Luc Devigne, Commission DG Trade
- Industry EU/US interests: All IP right benefits the EU industries. All industries benefit, no national differences. (rem: There should be national differences, this is e.g. a base for TRIPS “trade-related” provisions. Devigne basically makes a case that ACTA is not within his trade portfolio, and reveals his simplistic “maximalist” mindset)
- International negotiations: parties around the table argue that their negotiations position should not get revealed. (rem: EU is governed by Art 15 TFUE citizen’s access rights but uses “international affairs” exceptions, media leaks claim that European participants denied the US call for more transparency, all negotiating parties seem to blame domestically the others for the lack of transparency)
- Stricly followed the rules, new rules negotiated
- Weird, lobbyists have document: We don’t share documents with lobbyists.
- Full respect: what is not in the Acquis will not be in the EU position
- We have de minimis rules in our position
- Criminal sanctions not harmonized.

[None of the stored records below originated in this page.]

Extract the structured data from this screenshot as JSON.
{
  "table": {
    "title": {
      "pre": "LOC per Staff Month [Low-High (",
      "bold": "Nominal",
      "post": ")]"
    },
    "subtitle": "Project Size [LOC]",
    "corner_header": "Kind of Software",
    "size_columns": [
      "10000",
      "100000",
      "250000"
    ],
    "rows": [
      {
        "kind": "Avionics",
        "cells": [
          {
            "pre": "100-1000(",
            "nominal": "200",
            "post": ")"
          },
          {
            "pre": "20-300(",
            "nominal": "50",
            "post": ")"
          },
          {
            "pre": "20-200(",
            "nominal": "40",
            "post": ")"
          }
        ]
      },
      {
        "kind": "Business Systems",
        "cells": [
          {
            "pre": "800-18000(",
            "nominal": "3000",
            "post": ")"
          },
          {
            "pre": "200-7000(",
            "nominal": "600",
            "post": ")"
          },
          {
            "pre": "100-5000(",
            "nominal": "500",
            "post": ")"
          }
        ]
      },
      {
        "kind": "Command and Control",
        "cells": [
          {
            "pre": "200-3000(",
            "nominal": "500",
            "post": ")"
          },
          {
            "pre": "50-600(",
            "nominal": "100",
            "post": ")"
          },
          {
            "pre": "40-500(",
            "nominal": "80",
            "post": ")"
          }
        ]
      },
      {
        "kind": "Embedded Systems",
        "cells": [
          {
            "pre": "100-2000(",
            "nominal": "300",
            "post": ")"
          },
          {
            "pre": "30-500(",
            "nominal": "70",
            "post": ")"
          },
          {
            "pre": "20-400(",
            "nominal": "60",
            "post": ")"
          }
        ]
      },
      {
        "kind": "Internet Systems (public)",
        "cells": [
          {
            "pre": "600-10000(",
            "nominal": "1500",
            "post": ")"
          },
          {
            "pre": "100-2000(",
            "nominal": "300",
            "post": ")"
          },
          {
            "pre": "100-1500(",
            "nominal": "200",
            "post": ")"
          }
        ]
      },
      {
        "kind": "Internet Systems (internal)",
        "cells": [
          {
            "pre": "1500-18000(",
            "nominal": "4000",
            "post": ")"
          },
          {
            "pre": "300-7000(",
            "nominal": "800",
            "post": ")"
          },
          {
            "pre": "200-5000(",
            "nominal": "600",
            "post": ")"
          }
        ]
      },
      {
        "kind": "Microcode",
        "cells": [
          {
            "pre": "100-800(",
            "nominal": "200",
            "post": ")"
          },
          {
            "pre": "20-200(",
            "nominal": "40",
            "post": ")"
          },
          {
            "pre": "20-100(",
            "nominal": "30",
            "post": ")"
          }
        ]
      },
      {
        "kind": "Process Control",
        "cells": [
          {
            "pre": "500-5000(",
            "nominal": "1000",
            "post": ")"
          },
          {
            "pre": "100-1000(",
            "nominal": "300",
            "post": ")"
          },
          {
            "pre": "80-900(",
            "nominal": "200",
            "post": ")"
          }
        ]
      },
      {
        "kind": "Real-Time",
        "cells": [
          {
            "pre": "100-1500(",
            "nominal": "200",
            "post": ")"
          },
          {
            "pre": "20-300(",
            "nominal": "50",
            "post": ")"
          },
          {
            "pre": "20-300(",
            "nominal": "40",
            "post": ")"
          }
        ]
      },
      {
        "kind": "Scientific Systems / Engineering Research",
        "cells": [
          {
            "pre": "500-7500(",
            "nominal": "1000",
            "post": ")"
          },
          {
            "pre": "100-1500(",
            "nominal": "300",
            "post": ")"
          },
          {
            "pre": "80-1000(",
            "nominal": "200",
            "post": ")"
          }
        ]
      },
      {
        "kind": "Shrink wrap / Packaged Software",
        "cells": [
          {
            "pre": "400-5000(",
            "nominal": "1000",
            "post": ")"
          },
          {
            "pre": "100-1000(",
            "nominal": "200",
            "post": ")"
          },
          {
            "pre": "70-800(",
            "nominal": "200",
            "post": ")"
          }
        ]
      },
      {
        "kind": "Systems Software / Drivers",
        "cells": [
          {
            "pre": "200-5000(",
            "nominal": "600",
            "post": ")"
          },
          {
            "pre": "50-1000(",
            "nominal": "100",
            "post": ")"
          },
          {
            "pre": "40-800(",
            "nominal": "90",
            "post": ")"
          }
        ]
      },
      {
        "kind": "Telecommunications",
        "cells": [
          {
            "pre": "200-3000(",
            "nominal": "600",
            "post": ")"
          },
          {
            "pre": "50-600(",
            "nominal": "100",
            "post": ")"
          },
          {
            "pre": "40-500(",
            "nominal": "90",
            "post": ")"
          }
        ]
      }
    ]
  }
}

This is why they will not go beyond the acquis(???)
- Past informations
- We are asked about things which don’t exist. We cannot give what is not existing.
- We are not going beyond any Acquis and fundamental rights
Carl Schlyter, Greens (angry)
- Please answer my concrete questions.
- YES or NO.
Daniel Caspary, EVP
- I agree with the previous speaker.
- To what extent the seven Member states were involved.
- Parliament disadvantaged.
- Level of principles
Luc Devigne, Commission
- Don’t beyond the Acquis. “shall”, this is EU position of course. Cannot comment on content of agreement.
- Role of the parliament : over all position
What are the member states doing?
- “They attend.”
David Martin, Labour
- I also asked a specific question
Commission
- discussed with the member states, not a consensus yet at the ACTA table.